Fouad, an American University in Cairo composer in residence, creates music about water and has worked with Dana and Stewart before in the "Take Me to the River" collaborative. He has worked in Lake Placid on a video and, this time, composed "The World of Betsy Stewart," music created while sitting on her veranda overlooking Lake Placid. Unfortunately, the time and cost of a round trip from Cairo kept him from attending the opening.

"I always did work about nature but think my microscopic water series began here," said Stewart. "It's a bit ambiguous. Is nature decaying or re-blooming? A life-death thing ongoing. I started to paint what we can't see, what's going on under the earth - a scientist would say, 'a dry specimen.' After climbing my 46th Adirondack peak, I decided to kayak as many remote ponds as I could. Sun shining into shallow wilderness waters creates that acidic green you see in my work. Painting inspired by looking into shallow water just took off."

Stewart creates layers of glazing. Realistic elements at the base are partly scrubbed off and layers of acrylic paint thinned in a medium are added, creating detailing and a luminosity that makes it seem that she's examining an inner space beyond what we can see with the naked eye.

Dana, a former Pentagon Soviet affairs specialist, dropped policy analysis for the risky business of making a living as an artist. At the time, he assumed it would take him a year to get established and start showing in major galleries, which was not at all the case, but stuck his new career nonetheless.

"Betsy and I are both interested in science and the illustration of scientific phenomena," said Dana. "We noticed a recurring pattern of imagery that similar one way or another is related to things scientific, which was the genesis for this show. Experimentation drives my work. I love to see what happens if I do this or that. I've been doing digital work, which you see here, for five years.

"A mutual friend, who was living in Cairo at the time, knew the Egyptian minister of culture who invited us and another friend to exhibit our work in Cairo. We decided we needed a common theme. As Cairo is along the Nile in Egypt and Washington, D.C. has the Potomac River, we got to thinking about using water as a common metaphor. The title of our collective was inspired by Al Green's song of the same name: 'Take Me to the River.' The exhibit was such as success we decided to continue working together and include some outreach projects."

"We are thrilled that Betsy agreed to another show and introduced us to Richard's work," said Diane Reynolds, chair of the Gallery Committee. "Betsy is so into nature! I've watched her work evolve.

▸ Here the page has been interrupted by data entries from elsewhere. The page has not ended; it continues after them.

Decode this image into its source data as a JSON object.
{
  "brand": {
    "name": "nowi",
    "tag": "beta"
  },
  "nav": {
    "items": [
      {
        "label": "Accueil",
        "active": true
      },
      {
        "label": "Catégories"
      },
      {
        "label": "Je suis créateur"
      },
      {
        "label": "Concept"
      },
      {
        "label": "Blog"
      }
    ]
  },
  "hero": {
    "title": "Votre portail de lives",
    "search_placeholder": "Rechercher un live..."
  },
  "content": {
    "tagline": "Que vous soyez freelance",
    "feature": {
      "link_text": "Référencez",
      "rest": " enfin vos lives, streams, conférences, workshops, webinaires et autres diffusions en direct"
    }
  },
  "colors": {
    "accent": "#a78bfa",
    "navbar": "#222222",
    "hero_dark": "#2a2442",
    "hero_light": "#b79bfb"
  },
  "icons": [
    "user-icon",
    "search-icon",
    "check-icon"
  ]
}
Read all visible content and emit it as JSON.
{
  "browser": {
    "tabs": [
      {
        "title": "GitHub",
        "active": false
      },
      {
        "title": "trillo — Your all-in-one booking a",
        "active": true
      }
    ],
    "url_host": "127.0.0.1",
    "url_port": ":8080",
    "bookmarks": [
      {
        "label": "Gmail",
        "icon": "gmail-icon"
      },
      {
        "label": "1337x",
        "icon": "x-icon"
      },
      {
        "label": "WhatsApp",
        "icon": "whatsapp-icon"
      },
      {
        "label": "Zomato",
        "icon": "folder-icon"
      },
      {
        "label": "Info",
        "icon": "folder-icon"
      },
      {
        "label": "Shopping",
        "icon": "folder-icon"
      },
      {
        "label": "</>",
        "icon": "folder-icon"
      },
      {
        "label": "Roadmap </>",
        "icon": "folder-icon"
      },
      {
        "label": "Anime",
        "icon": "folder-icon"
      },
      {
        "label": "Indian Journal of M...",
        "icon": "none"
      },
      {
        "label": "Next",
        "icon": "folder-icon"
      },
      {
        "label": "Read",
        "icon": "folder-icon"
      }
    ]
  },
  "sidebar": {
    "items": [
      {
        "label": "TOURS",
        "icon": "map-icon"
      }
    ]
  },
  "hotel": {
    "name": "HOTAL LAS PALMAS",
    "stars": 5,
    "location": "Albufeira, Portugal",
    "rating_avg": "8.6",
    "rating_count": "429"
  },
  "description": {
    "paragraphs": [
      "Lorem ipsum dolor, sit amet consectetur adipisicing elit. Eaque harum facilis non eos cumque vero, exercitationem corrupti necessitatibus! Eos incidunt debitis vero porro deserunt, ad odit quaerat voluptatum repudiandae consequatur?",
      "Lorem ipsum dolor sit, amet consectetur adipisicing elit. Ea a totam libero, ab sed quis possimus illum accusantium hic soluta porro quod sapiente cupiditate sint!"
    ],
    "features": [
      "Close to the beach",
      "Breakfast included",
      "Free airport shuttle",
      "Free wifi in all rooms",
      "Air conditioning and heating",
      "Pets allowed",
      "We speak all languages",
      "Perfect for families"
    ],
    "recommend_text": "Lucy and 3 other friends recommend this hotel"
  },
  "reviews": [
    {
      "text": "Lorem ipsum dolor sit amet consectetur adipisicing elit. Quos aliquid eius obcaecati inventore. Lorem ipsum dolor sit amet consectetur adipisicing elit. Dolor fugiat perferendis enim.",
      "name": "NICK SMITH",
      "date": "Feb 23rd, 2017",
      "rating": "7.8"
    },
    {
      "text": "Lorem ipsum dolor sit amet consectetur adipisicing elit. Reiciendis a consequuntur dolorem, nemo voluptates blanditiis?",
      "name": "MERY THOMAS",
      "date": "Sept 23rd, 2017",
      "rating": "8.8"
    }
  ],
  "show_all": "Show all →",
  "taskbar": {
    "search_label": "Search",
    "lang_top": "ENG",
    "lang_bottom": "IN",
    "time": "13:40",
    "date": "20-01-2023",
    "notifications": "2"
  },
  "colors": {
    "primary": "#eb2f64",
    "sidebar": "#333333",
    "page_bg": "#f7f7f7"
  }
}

It's amazing how she does it."

"I think the show is marvelous," said art museum consultant Caroline Welsh, "I'm particularly impressed with Betsy's contributions to the body of work inspired by biology. I'm intrigued by her new colors and approach to other worlds that seemingly reference space as well as water. Her brilliant colors and exquisite technique make her works powerful. The pairing with Mr. Dana's work is really fun. They are helping us see beyond the known."

Two local dancers, Elodie Elinck of Saranac Lake and Morgan Broderick of Lake Placid, will be performing in the gallery on Monday, Aug. 14 to a dance choreographed by Rebecca Kelly.

"I've known them over 12 years, since before they started performing on stage," said Kelly. "Over the lunch hours of our two-week summer residency, I worked with them to create their piece as an add-on to this exhibit. Betsy and Richard reconfigured the gallery space for their show. That's a challenge for us! We had to make some last-minute adjustments. Plus, the dancers will have to respond to wherever the audience members may be standing."

"Form and Energy" is an exhibit that keeps unfolding. The more one sees it, the more one sees and experiences. Similarly, a vernal pool will long reveal new aspects of itself.